Despite being in a landscape where the largest carnivore I could possibly encounter was a badger, I found myself feeling the way I had that spring day seven or eight years earlier when I had walked out to Huluraq. Arviat was more than a 40 minute walk behind me and all around was the flat west Hudson Bay landscape, where the undulating snow-covered land reached a snow-covered finger, Huluraq, out onto the frozen seascape of Hudson Bay. As I turned to make the slow snow-hampered walk back home I saw two sets of prints in the snow – a mother polar bear and her cub. My blood ran cold. I was unarmed – although I doubt that, armed, I would have stood any better chance. I had no idea how old the prints were. They looked fresh enough, clearly defined and without an accumulation of blowing snow.
The walk back to Arviat was the longest of my life. I expected at any moment that the last sound I would hear would be the fluey-sounding grunt of a mother bear coming up behind me, turning me into a meal for her cub. I walked as fast as my cumbersome clothes and boots and the terrain would allow me. There had been other encounters with bears, some where I’d felt threatened and some where I’d felt awe and gratitude for being in the presence of such a creature. But no encounter was as frightening as that non-encounter that day near Huluraq.

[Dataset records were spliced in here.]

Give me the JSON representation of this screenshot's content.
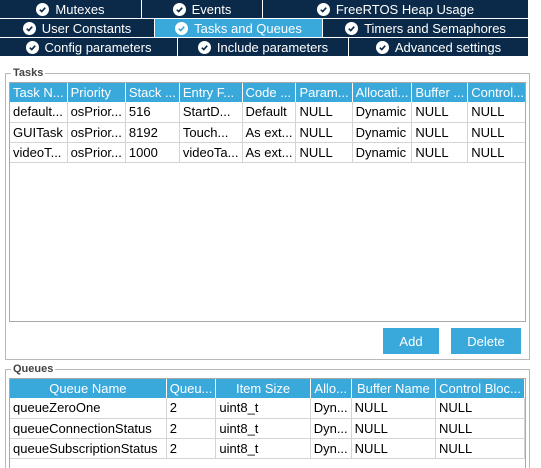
{
  "tabs": {
    "row1": [
      {
        "label": "Mutexes",
        "icon": "check-circle-icon"
      },
      {
        "label": "Events",
        "icon": "check-circle-icon"
      },
      {
        "label": "FreeRTOS Heap Usage",
        "icon": "check-circle-icon"
      }
    ],
    "row2": [
      {
        "label": "User Constants",
        "icon": "check-circle-icon"
      },
      {
        "label": "Tasks and Queues",
        "icon": "check-circle-icon",
        "active": true
      },
      {
        "label": "Timers and Semaphores",
        "icon": "check-circle-icon"
      }
    ],
    "row3": [
      {
        "label": "Config parameters",
        "icon": "check-circle-icon"
      },
      {
        "label": "Include parameters",
        "icon": "check-circle-icon"
      },
      {
        "label": "Advanced settings",
        "icon": "check-circle-icon"
      }
    ]
  },
  "tasks": {
    "title": "Tasks",
    "columns": [
      "Task N...",
      "Priority",
      "Stack ...",
      "Entry F...",
      "Code ...",
      "Param...",
      "Allocati...",
      "Buffer ...",
      "Control..."
    ],
    "rows": [
      [
        "default...",
        "osPrior...",
        "516",
        "StartD...",
        "Default",
        "NULL",
        "Dynamic",
        "NULL",
        "NULL"
      ],
      [
        "GUITask",
        "osPrior...",
        "8192",
        "Touch...",
        "As ext...",
        "NULL",
        "Dynamic",
        "NULL",
        "NULL"
      ],
      [
        "videoT...",
        "osPrior...",
        "1000",
        "videoTa...",
        "As ext...",
        "NULL",
        "Dynamic",
        "NULL",
        "NULL"
      ]
    ],
    "add_label": "Add",
    "delete_label": "Delete"
  },
  "queues": {
    "title": "Queues",
    "columns": [
      "Queue Name",
      "Queu...",
      "Item Size",
      "Allo...",
      "Buffer Name",
      "Control Bloc..."
    ],
    "rows": [
      [
        "queueZeroOne",
        "2",
        "uint8_t",
        "Dyn...",
        "NULL",
        "NULL"
      ],
      [
        "queueConnectionStatus",
        "2",
        "uint8_t",
        "Dyn...",
        "NULL",
        "NULL"
      ],
      [
        "queueSubscriptionStatus",
        "2",
        "uint8_t",
        "Dyn...",
        "NULL",
        "NULL"
      ]
    ]
  },
  "colors": {
    "tab_bg": "#0b2a4a",
    "tab_active": "#39a9dc",
    "accent": "#39a9dc"
  }
}
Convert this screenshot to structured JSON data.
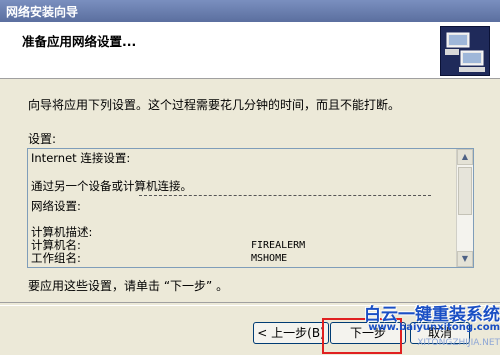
{
  "window": {
    "title": "网络安装向导"
  },
  "header": {
    "heading": "准备应用网络设置..."
  },
  "body": {
    "description": "向导将应用下列设置。这个过程需要花几分钟的时间，而且不能打断。",
    "settings_label": "设置:",
    "settings_lines": [
      "Internet 连接设置:",
      "通过另一个设备或计算机连接。",
      "网络设置:",
      "计算机描述:",
      "计算机名:",
      "工作组名:"
    ],
    "computer_name_value": "FIREALERM",
    "workgroup_value": "MSHOME",
    "hint": "要应用这些设置，请单击 “下一步” 。"
  },
  "buttons": {
    "back": "< 上一步(B)",
    "next": "下一步",
    "cancel": "取消"
  },
  "watermark": {
    "title": "白云一键重装系统",
    "url": "www.baiyunxitong.com",
    "url2": "XITONGZHIJIA.NET"
  },
  "colors": {
    "highlight": "#e02020",
    "title_bar": "#6a7faf",
    "dialog_bg": "#ece9d8"
  },
  "icons": {
    "wizard": "network-computers-icon",
    "scroll_up": "arrow-up-icon",
    "scroll_down": "arrow-down-icon"
  }
}
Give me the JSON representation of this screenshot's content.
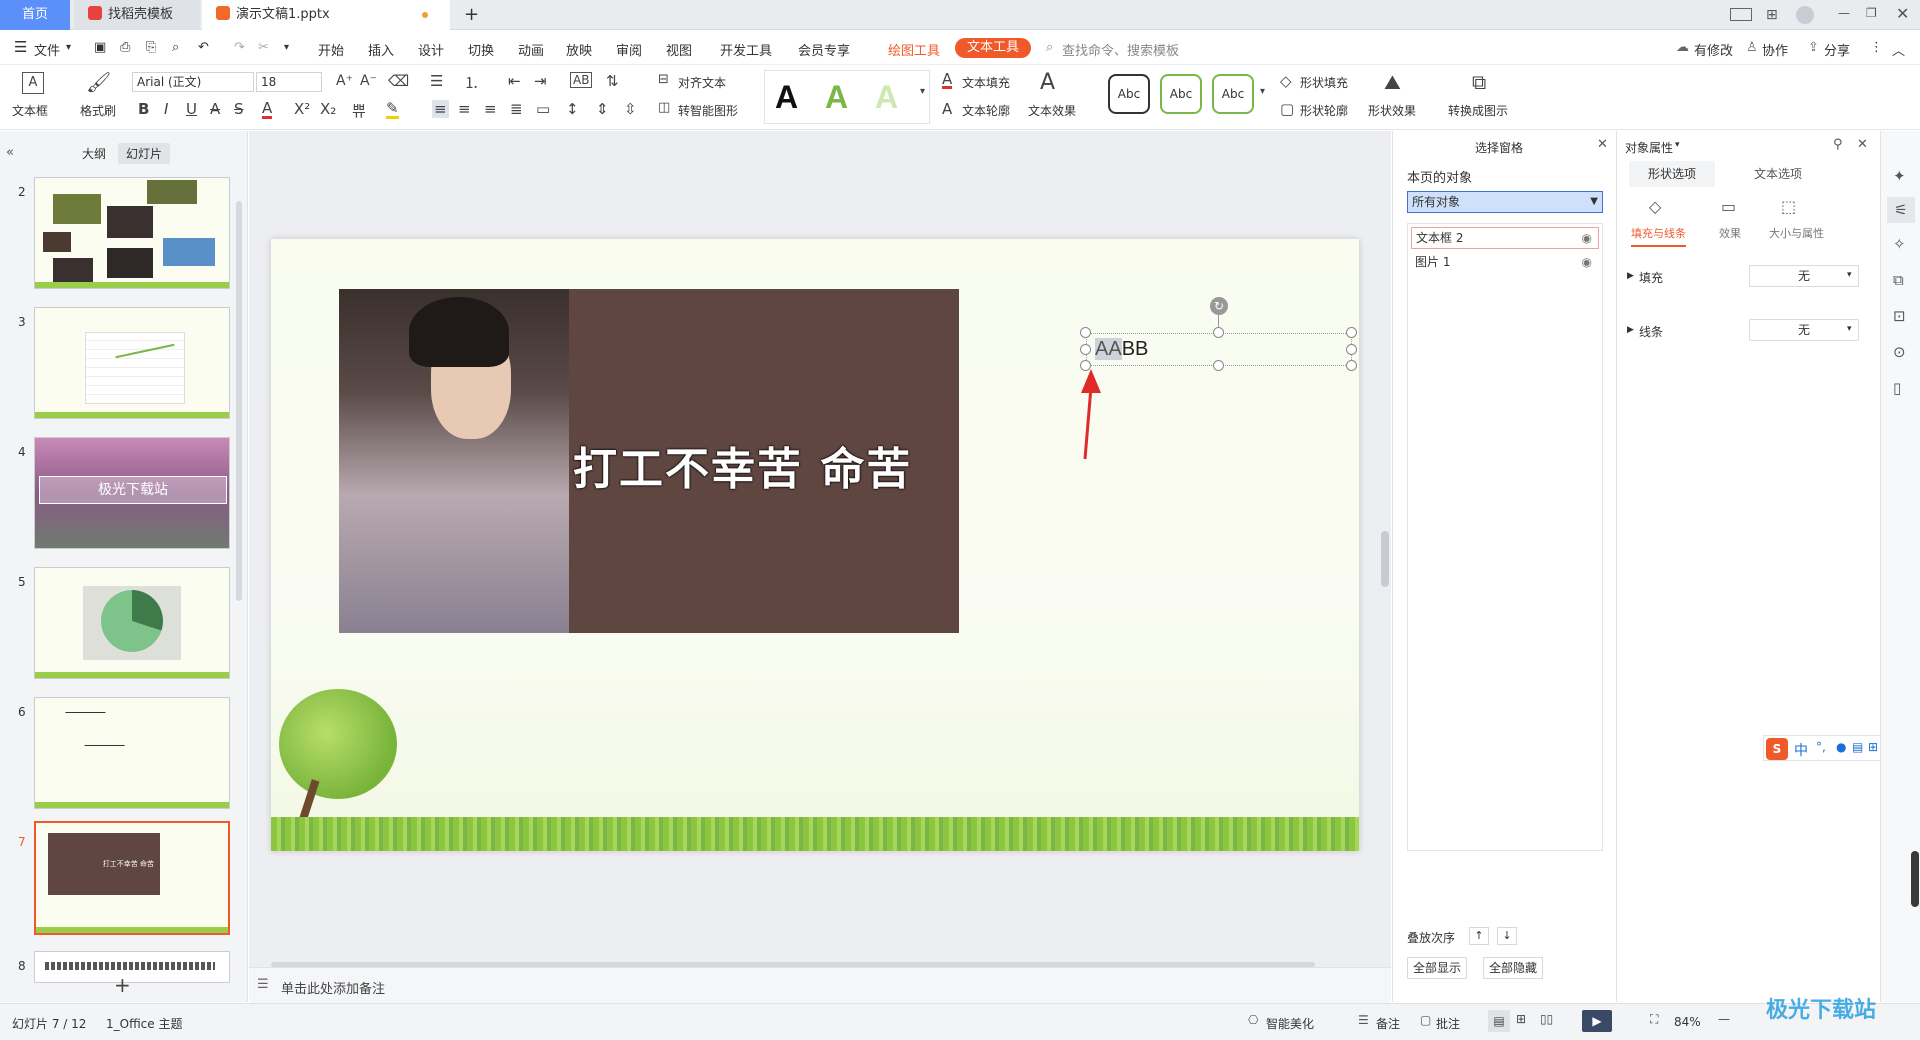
{
  "tabs": {
    "home": "首页",
    "template": "找稻壳模板",
    "doc": "演示文稿1.pptx",
    "add": "+"
  },
  "menu": {
    "file": "文件",
    "items": [
      "开始",
      "插入",
      "设计",
      "切换",
      "动画",
      "放映",
      "审阅",
      "视图",
      "开发工具",
      "会员专享"
    ],
    "drawing_tools": "绘图工具",
    "text_tools": "文本工具",
    "search": "查找命令、搜索模板",
    "modify": "有修改",
    "collab": "协作",
    "share": "分享"
  },
  "ribbon": {
    "textbox": "文本框",
    "format_painter": "格式刷",
    "font_name": "Arial (正文)",
    "font_size": "18",
    "align_text": "对齐文本",
    "smart_shape": "转智能图形",
    "text_fill": "文本填充",
    "text_outline": "文本轮廓",
    "text_effect": "文本效果",
    "style_a": "A",
    "abc": "Abc",
    "shape_fill": "形状填充",
    "shape_outline": "形状轮廓",
    "shape_effect": "形状效果",
    "convert_chart": "转换成图示"
  },
  "left": {
    "outline": "大纲",
    "slides": "幻灯片",
    "nums": [
      "2",
      "3",
      "4",
      "5",
      "6",
      "7",
      "8"
    ],
    "thumb4_text": "极光下载站",
    "thumb7_text": "打工不幸苦 命苦",
    "add": "+"
  },
  "slide": {
    "banner": "打工不幸苦 命苦",
    "textbox": "AABB",
    "textbox_hl": "AA",
    "textbox_rest": "BB"
  },
  "notes": {
    "placeholder": "单击此处添加备注"
  },
  "selection_pane": {
    "title": "选择窗格",
    "objects_label": "本页的对象",
    "filter": "所有对象",
    "items": [
      "文本框 2",
      "图片 1"
    ],
    "order_label": "叠放次序",
    "show_all": "全部显示",
    "hide_all": "全部隐藏"
  },
  "props": {
    "title": "对象属性",
    "tab_shape": "形状选项",
    "tab_text": "文本选项",
    "sub_fill": "填充与线条",
    "sub_effect": "效果",
    "sub_size": "大小与属性",
    "fill": "填充",
    "line": "线条",
    "none": "无"
  },
  "status": {
    "slide_pos": "幻灯片 7 / 12",
    "theme": "1_Office 主题",
    "beautify": "智能美化",
    "notes": "备注",
    "comments": "批注",
    "zoom": "84%"
  },
  "ime": {
    "lang": "中"
  },
  "watermark": "极光下载站",
  "colors": {
    "accent": "#f05a2a",
    "blue": "#5b8ff9",
    "banner_bg": "#5f4641"
  }
}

And then, years later, what should have been a pleasant walk across a snowy English landscape turned into an anxiety-filled power walk, as I raced to escape from my subconscious fear. I realized at the time how ridiculous I was being and I forced myself to slow down, relax, bring myself back into the moment. But in a very short time I found myself once again anxiously speed walking towards my little chocolate-box English cottage.

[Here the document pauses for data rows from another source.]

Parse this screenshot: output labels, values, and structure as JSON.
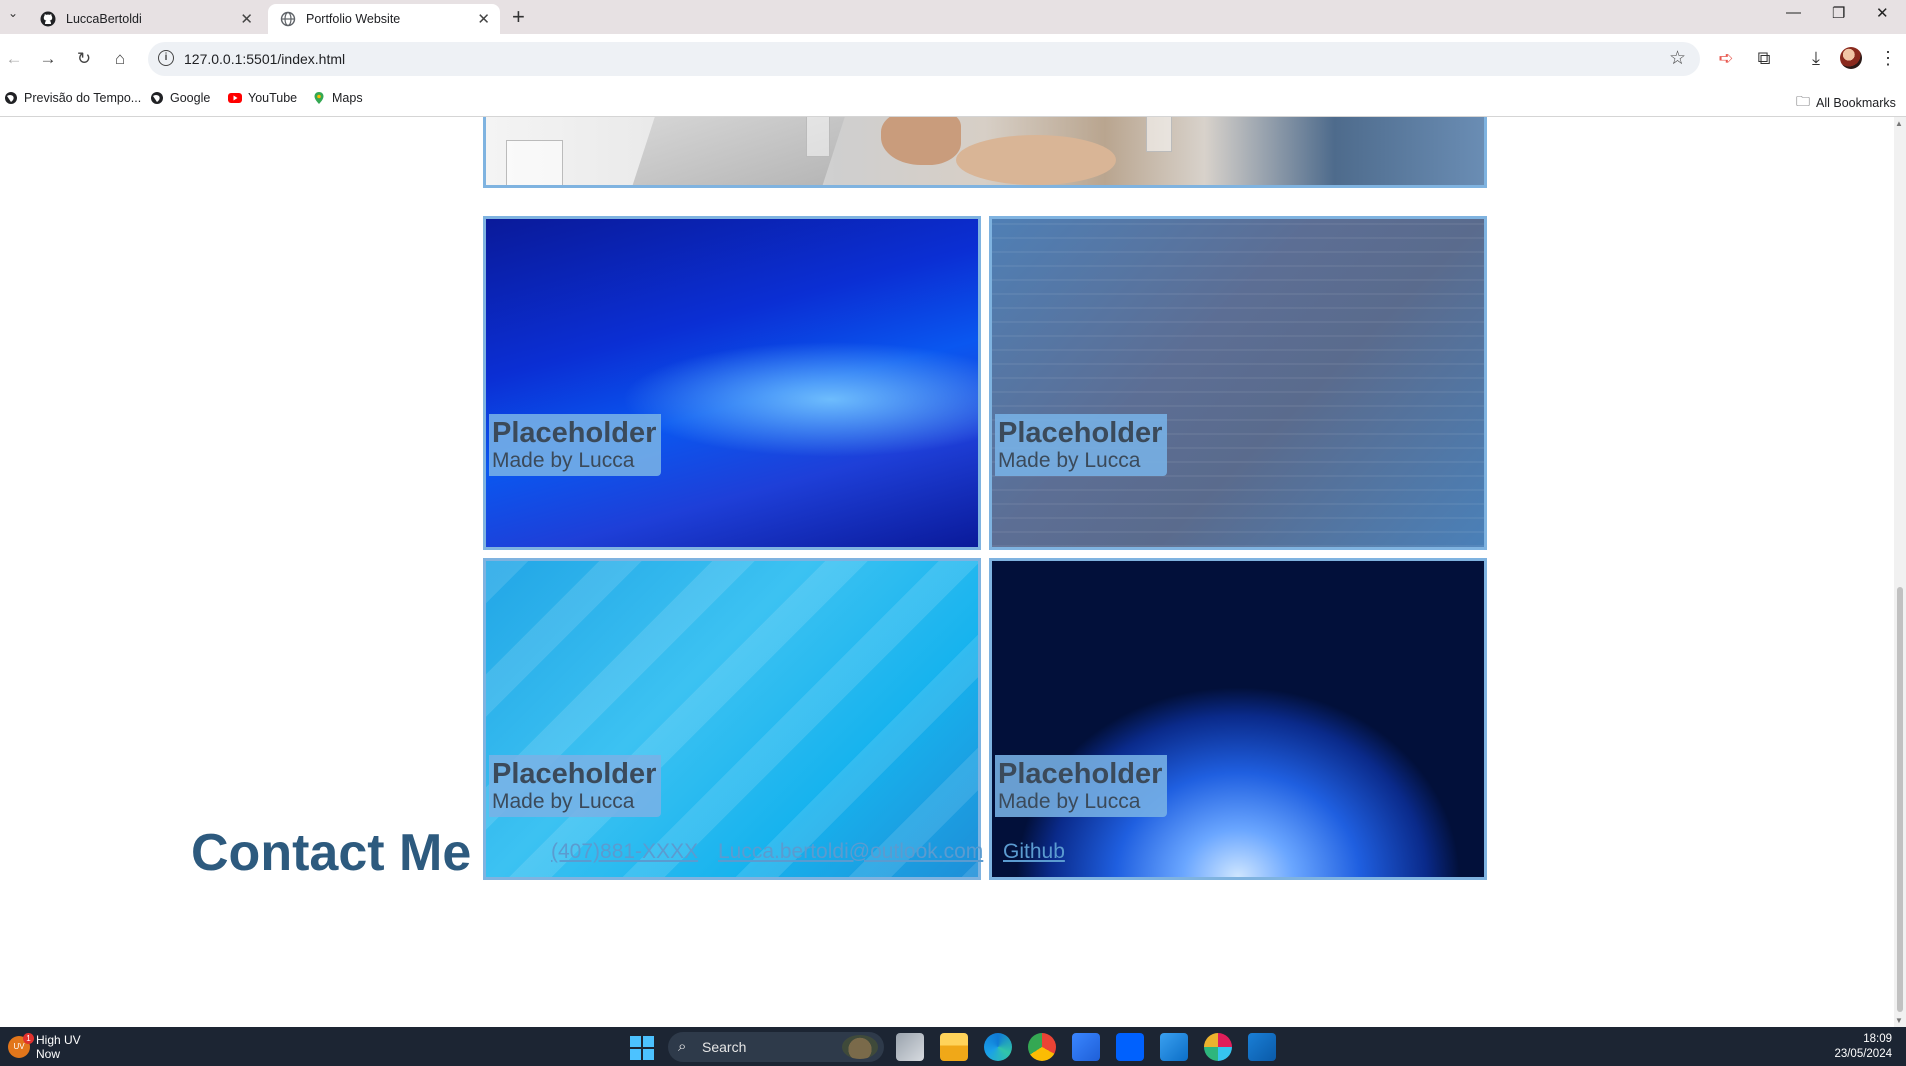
{
  "browser": {
    "tabs": [
      {
        "title": "LuccaBertoldi",
        "icon": "github-icon",
        "active": false
      },
      {
        "title": "Portfolio Website",
        "icon": "globe-icon",
        "active": true
      }
    ],
    "url": "127.0.0.1:5501/index.html",
    "bookmarks": [
      {
        "label": "Previsão do Tempo...",
        "icon": "globe-icon"
      },
      {
        "label": "Google",
        "icon": "globe-icon"
      },
      {
        "label": "YouTube",
        "icon": "youtube-icon"
      },
      {
        "label": "Maps",
        "icon": "maps-icon"
      }
    ],
    "all_bookmarks_label": "All Bookmarks"
  },
  "gallery": {
    "cards": [
      {
        "title": "Placeholder",
        "subtitle": "Made by Lucca"
      },
      {
        "title": "Placeholder",
        "subtitle": "Made by Lucca"
      },
      {
        "title": "Placeholder",
        "subtitle": "Made by Lucca"
      },
      {
        "title": "Placeholder",
        "subtitle": "Made by Lucca"
      }
    ]
  },
  "contact": {
    "title": "Contact Me",
    "phone": "(407)881-XXXX",
    "email": "Lucca.bertoldi@outlook.com",
    "github": "Github"
  },
  "taskbar": {
    "weather_label": "High UV",
    "weather_time": "Now",
    "weather_badge": "1",
    "weather_icon_text": "UV",
    "search_label": "Search",
    "time": "18:09",
    "date": "23/05/2024"
  },
  "colors": {
    "accent_border": "#7fb3e0",
    "caption_bg": "#78b2e6",
    "contact_title": "#2d5a7e",
    "link": "#5b9bd0"
  }
}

I’ve often thought of that snowy day in Cambridgeshire and the subtle sensations that caused my mind and body to subconsciously make connections between past and present. We all subconsciously make these connections all the time as our senses trick us into time travel. The smell of a 2-stroke engine immediately transports me to the west coast of Hudson Bay; the theme music to BBC Sports Roundup puts me back in the busy little kitchen of my childhood at 5pm on a Saturday evening, me, my cousins, our parents, aunt and granny and the smell and texture of fried bread; tin-foil wrapped ham sandwiches take me back to the Canal End of Croke Park.
It’s not simply memory or nostalgia. Rather, it is a triggering of the senses that awakens reaction, muscle memory, feeling, sensation, emotion. Perhaps it’s the closest we get to time travel as we are transported backwards through time to catch glimpses of what were, perhaps, the moments that defined us. We may not have known at the time but those would be the moments that would remain, imprinted on our souls.